Mel tightened his grip on David’s arm. “You know better than th
is, David. Now look it. I’ve seen you pick those junkies up in alleys, sit them up, try to feed them, go after the little pricks that beat them bloody. I’ve seen you give them money that they say they need for their kids, and I know you knew better. Think who you’re talking to. I’ve seen you. All these years, you watch their nasty, desperate lives, and you never get so hard you see them anything less than human, even though every hit they take might be a bullet in your back.” Mel took a breath. “You’re good at cutting other people slack. Cut some for yourself.”
David sat down on the ladder.
“Now I want to know something.” Mel scratched his thigh. “You taken any hits since Santana?”

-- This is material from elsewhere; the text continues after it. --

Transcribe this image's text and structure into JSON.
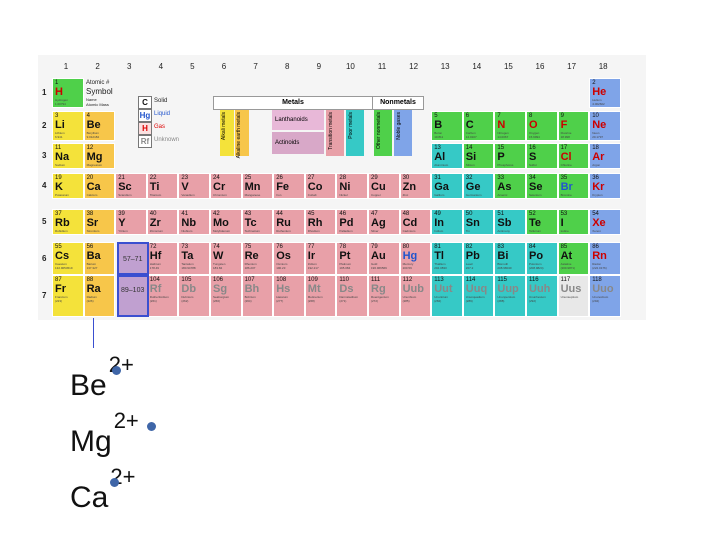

David glared at him. “No.”
“Thought about it?”
“Maybe.”
“But you haven’t?”
“I said not.”
“Good. I been wanting to ask you that.”
“Why didn’t you?”
“Why didn’t you bring this up earlier? Tell me what was wrong? All these years we been partners, we been friends, you couldn’t bring this up? Would have saved your nose.” Mel turned away, then looked back over his shoulder. “Haas any better?”
David shook his head. “Still on critical hold, and getting worse. No neural response now, from the waist down.”
FIFTY-THREE
The weather had turned suddenly chilly, as if the sun had worn itself thin with the last wave of heat. David’s eyes watered. The wind made his ears ache.
He took out a handkerchief. “Nothing more irritating than a runny nose on a stakeout.”
Mel cocked his head. “Lots of things more irritating. Take, oh, take diarrhea for instance, or just plain … you know Ridgway? I was in a car with Ridgway all night one time and—”
“Mel, would you shut up?”
“This reminds me of an incident,” String said. “We too are similar, in our jobs the stake up.”
“Stakeout,” Mel said.
“Yes. There are times when an Elaki must …”
David focused on the pavement as it disappeared under the wheels of the shuttle.
Rose was leaving him.
He had gone home early yesterday to a silent house, and wandered from room to room, looking for his children. Their beds were made. The animals that usually lounged among the pillows were gone. The night-light was missing.